ABD geçen sene Halep, Azez çevresinde Muttasım Billa adlı bir gruba destek vermeye başladı. Bu grup, ABD adıyla olduğunu iddia ederek Ceyş El Suwar Sorumlusu Heci Ahmed ile görüşüp, Tıl Rıfat, Deir Cemel, Şeyh İsa birkaç köy ismini daha sayarak Arap köyleri olduğu ve kendilerine teslim edilmesini istemişti. Heci Ahmed o zaman sizi temsilci olarak gönderenlerle birlikte gelin görüşelim diye cevap vermişti ve bu görüşmeler noktalandı. Bu grubun sorumlularının geçtiğimiz ay içinde Washington’u ziyaret ettiği ve ABD ile anlaştıklarını açıkladılar.

Böylelikle ABD, RTE’nin çok kullandığı ÖSO adına yeni bir oluşum yaratarak, bu ismi de elinden almaya başladı. RTE ve Türkiye’nin ABD’ye bu kadar öfkeli olmalarının bir nedeni de budur. Yani kullandıkları ÖSO ismi de ellerinde alınıyor. Söz konusu olan sadece silah ve yeni ordu değil.

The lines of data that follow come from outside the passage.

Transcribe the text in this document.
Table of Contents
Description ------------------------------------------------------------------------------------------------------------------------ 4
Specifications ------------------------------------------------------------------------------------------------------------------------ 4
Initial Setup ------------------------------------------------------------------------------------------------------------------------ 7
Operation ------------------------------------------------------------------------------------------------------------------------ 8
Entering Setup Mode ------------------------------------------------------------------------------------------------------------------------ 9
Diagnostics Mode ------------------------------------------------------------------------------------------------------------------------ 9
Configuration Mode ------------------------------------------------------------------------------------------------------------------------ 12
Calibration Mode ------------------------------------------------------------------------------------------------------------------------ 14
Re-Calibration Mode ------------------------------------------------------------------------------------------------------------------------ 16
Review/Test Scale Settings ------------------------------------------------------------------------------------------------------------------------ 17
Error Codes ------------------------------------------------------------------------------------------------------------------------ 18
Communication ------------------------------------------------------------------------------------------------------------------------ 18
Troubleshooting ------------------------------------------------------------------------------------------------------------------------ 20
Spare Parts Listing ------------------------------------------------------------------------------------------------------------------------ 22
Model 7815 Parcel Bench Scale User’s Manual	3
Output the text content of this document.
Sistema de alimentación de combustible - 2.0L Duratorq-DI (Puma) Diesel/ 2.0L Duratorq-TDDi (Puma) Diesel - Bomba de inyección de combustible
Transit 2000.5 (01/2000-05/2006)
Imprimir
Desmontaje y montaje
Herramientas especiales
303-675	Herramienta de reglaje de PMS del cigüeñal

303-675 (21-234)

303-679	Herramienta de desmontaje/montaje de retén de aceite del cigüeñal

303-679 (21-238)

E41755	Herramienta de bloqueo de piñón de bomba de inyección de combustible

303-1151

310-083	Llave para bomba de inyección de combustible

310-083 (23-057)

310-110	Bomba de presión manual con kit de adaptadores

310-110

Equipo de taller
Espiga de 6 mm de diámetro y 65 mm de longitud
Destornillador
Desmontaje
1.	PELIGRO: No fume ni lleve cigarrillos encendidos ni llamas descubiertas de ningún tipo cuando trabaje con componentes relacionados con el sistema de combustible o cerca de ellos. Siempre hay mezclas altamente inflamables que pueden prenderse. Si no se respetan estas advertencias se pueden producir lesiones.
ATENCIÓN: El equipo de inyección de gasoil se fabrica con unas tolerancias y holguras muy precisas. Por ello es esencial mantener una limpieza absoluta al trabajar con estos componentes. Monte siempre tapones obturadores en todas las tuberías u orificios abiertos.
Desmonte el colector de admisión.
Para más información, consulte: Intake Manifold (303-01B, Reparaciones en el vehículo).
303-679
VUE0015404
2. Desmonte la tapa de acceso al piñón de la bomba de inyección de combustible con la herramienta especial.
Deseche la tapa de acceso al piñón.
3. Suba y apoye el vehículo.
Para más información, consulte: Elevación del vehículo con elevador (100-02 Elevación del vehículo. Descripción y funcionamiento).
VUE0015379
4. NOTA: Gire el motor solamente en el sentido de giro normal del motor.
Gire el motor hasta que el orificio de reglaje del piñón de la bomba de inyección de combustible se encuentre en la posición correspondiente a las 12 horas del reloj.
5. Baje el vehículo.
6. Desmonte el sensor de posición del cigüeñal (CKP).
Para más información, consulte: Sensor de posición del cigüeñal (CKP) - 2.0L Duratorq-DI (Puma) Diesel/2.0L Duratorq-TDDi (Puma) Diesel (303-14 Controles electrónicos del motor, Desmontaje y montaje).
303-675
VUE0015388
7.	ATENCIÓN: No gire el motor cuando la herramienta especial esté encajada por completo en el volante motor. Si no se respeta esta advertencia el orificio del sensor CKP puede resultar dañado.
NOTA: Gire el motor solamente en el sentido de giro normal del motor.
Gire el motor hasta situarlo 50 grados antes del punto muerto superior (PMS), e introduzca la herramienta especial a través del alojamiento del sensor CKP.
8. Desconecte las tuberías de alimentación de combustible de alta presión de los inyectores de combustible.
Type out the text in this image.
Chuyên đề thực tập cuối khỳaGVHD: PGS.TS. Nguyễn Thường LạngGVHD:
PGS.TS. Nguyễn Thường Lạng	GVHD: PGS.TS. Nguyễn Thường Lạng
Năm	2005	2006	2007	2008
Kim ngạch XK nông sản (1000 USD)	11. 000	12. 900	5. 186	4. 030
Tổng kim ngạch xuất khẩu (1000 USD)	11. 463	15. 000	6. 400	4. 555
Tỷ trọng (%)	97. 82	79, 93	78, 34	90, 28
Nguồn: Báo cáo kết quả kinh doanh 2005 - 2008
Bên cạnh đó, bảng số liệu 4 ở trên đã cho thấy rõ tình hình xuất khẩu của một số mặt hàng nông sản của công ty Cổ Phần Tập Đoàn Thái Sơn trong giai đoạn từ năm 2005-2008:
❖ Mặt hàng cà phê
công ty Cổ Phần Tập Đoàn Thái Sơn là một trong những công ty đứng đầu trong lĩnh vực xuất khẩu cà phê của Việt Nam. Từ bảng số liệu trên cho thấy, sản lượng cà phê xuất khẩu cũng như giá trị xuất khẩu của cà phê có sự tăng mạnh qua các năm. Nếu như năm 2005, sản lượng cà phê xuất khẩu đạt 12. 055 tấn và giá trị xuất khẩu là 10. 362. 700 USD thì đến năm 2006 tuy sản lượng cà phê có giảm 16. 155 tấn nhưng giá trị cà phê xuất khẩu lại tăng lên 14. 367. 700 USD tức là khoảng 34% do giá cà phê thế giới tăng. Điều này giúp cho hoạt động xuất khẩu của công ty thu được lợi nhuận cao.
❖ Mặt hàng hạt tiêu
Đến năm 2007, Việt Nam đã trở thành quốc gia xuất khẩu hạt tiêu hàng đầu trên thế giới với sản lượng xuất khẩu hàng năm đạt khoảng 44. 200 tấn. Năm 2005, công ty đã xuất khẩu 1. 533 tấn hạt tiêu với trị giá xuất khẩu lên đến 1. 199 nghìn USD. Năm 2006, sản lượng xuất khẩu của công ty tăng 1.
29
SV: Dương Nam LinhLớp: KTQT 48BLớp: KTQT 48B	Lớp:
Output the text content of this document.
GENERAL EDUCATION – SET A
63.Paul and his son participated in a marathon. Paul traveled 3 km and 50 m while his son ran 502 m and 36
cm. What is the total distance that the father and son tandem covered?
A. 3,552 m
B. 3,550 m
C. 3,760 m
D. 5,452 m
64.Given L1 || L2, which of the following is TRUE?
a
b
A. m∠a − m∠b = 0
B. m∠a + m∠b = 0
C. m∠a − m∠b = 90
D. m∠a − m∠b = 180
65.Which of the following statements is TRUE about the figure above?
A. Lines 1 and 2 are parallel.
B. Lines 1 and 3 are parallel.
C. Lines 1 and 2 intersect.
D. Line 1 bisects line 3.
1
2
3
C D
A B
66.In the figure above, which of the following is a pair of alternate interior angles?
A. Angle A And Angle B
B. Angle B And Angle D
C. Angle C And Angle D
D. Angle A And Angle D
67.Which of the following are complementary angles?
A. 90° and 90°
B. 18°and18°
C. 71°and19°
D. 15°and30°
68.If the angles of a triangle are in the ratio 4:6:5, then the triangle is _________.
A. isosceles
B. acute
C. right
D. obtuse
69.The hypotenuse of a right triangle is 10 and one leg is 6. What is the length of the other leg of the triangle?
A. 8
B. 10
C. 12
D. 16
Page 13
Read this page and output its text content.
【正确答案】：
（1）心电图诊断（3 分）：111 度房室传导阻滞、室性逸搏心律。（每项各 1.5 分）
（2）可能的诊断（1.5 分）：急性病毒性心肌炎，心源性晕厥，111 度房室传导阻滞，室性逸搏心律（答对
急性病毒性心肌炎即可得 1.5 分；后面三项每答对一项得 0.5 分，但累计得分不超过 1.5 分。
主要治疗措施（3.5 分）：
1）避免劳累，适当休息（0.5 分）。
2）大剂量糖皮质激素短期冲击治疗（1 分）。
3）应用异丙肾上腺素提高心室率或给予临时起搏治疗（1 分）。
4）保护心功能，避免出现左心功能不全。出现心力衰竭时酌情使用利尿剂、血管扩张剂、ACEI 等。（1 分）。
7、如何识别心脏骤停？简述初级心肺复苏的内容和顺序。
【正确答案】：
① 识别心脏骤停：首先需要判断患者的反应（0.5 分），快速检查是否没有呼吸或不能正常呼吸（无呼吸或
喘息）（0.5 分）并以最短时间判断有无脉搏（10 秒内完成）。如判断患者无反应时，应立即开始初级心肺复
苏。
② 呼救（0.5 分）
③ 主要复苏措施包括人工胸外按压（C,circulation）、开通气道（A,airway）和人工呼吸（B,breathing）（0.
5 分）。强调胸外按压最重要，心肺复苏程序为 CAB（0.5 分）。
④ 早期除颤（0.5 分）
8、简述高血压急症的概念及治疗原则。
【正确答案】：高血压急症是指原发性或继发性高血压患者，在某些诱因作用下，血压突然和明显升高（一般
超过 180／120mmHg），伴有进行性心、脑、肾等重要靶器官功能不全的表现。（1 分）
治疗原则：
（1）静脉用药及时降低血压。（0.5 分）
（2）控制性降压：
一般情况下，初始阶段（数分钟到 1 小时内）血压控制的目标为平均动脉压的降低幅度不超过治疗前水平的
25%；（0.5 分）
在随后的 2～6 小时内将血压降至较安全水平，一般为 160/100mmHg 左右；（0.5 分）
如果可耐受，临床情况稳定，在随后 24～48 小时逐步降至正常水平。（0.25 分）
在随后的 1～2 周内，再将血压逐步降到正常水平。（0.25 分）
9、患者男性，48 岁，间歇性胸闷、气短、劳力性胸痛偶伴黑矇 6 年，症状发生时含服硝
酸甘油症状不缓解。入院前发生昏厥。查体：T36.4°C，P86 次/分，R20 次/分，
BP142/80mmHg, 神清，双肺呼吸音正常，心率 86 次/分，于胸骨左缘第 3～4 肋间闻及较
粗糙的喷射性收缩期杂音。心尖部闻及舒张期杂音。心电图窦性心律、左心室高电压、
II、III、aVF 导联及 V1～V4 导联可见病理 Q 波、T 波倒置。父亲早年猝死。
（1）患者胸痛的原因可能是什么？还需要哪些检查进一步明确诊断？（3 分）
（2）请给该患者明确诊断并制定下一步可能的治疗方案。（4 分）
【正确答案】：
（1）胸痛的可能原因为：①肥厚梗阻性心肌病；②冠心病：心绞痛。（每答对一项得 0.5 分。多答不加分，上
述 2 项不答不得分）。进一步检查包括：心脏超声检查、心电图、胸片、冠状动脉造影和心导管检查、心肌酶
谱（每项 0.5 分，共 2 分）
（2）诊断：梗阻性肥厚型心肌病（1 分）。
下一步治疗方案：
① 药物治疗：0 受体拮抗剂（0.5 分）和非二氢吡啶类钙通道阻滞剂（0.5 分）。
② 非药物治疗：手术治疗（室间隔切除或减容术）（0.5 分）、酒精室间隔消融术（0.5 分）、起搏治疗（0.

Bütün bunlar bir araya getirildiğinde, RTE tüm kozlarını kullanarak Kürtlerin birlik olması önünde engel olmaya, tartışmalı bölge olan Kerkûk’ü karıştırmaya ve Efrîn üzerinden tehditlerle kirli planını devreye sokmaya, ABD ve Rusya’nın YPG, QSD ve Kuzey Suriye Federasyonu ile ilişkilerini bozmaya çalıştığı açığa çıkıyor.